HPG attributed the higher steel-segment profits in 2025 versus 2024 to improved domestic demand, stable production costs, and lower raw material prices compared with the previous year. The company also reported that Hoa Phat Steel Building maintained the No. 1 market share at 36.5% as of December 31, 2025. Output of construction steel, high-grade steel, and steel slabs increased by 31% versus 2024.
VCSC maintained a “buy” recommendation for HPG shares and raised its target price by nearly 3% to VND 36,600 per share. The adjustment is based on assumptions of higher after-tax profit for the steel segment over 2026–30F.
VCSC said its estimates incorporate two policy developments: China re-applied its steel export licensing regime from January 2026 after a 17-year pause, viewed as a significant policy shift to limit exports and reduce trade frictions; and Vietnam’s new tariff on wide HRC imports from China, effective mid-April 2026. The brokerage noted these factors are reflected mainly through higher selling prices and steel margins.
VCSC also highlighted partial offsets. It estimates an increase of about VND 4,000 billion in net interest expense over 2026–30, equivalent to roughly 2% of total operating profit over the period, driven by higher-than-expected market interest rates.

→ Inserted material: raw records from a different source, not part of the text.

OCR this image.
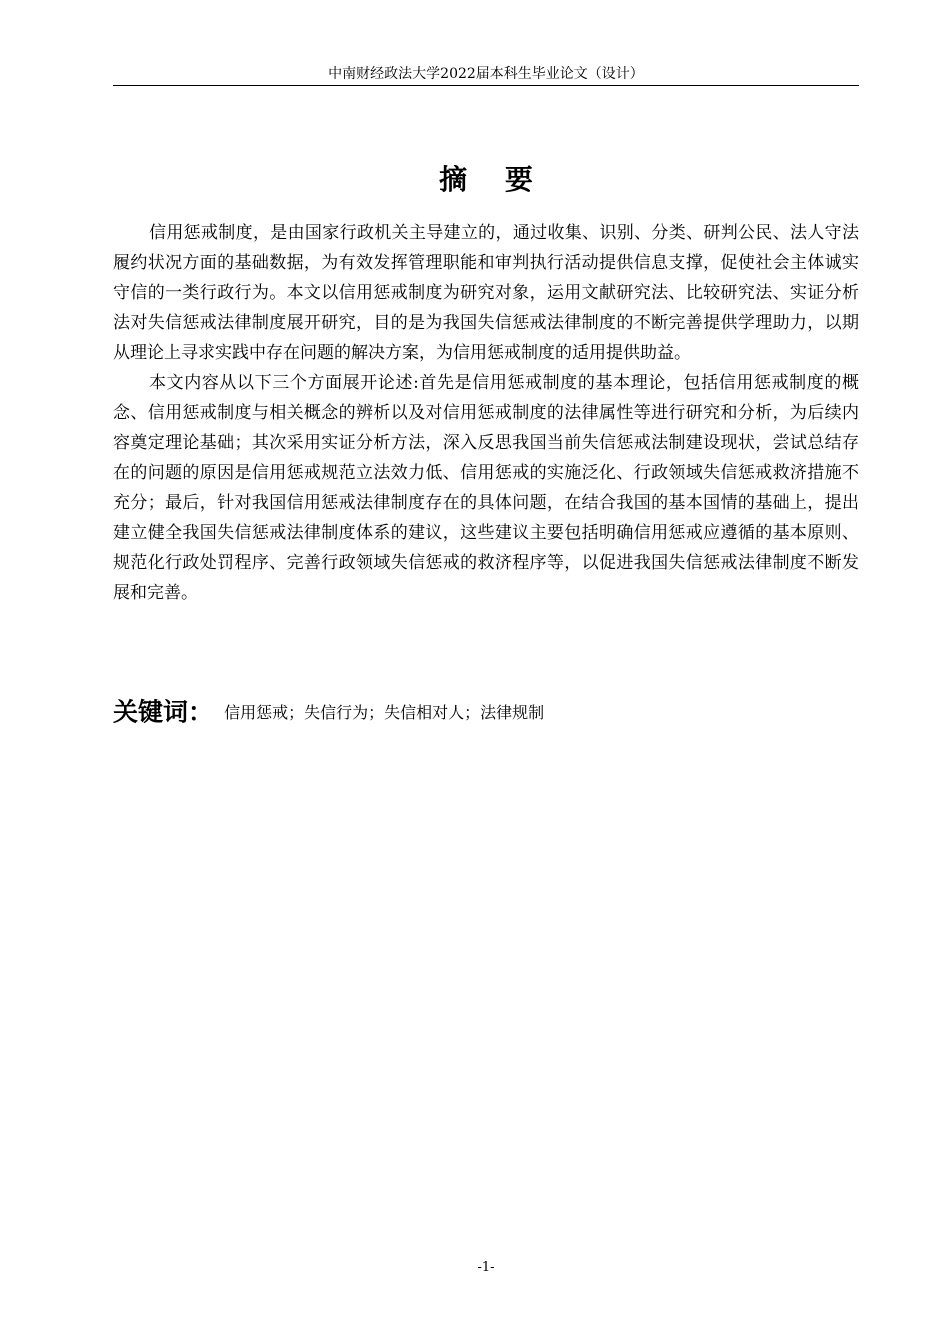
中南财经政法大学2022届本科生毕业论文（设计）
摘 要

信用惩戒制度，是由国家行政机关主导建立的，通过收集、识别、分类、研判公民、法人守法履约状况方面的基础数据，为有效发挥管理职能和审判执行活动提供信息支撑，促使社会主体诚实守信的一类行政行为。本文以信用惩戒制度为研究对象，运用文献研究法、比较研究法、实证分析法对失信惩戒法律制度展开研究，目的是为我国失信惩戒法律制度的不断完善提供学理助力，以期从理论上寻求实践中存在问题的解决方案，为信用惩戒制度的适用提供助益。

本文内容从以下三个方面展开论述:首先是信用惩戒制度的基本理论，包括信用惩戒制度的概念、信用惩戒制度与相关概念的辨析以及对信用惩戒制度的法律属性等进行研究和分析，为后续内容奠定理论基础；其次采用实证分析方法，深入反思我国当前失信惩戒法制建设现状，尝试总结存在的问题的原因是信用惩戒规范立法效力低、信用惩戒的实施泛化、行政领域失信惩戒救济措施不充分；最后，针对我国信用惩戒法律制度存在的具体问题，在结合我国的基本国情的基础上，提出建立健全我国失信惩戒法律制度体系的建议，这些建议主要包括明确信用惩戒应遵循的基本原则、规范化行政处罚程序、完善行政领域失信惩戒的救济程序等，以促进我国失信惩戒法律制度不断发展和完善。

关键词： 信用惩戒；失信行为；失信相对人；法律规制
-1-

In addition, VCSC slightly raised its 2026 forecast for net profit after minority interests by 1%, mainly due to stronger real estate profits from 2025.
Meanwhile, VCSC kept its forecast for steel segment profits after minority interests unchanged, stating that positives are offset by higher net interest expense, while agriculture profits are largely unchanged.
At current market prices, HPG trades at a forward P/E of 10.2x for 2026, compared with a 10-year average of 10.4x. VCSC expects 2026 earnings growth of about 42% year-on-year and a 2025–28 CAGR of 28%.
VCSC cited factors supporting HPG including stronger and more sustainable steel prices. Key risks include potential oil supply disruptions related to the Vietnam conflict, which could curb construction activity and reduce domestic steel demand and consumption.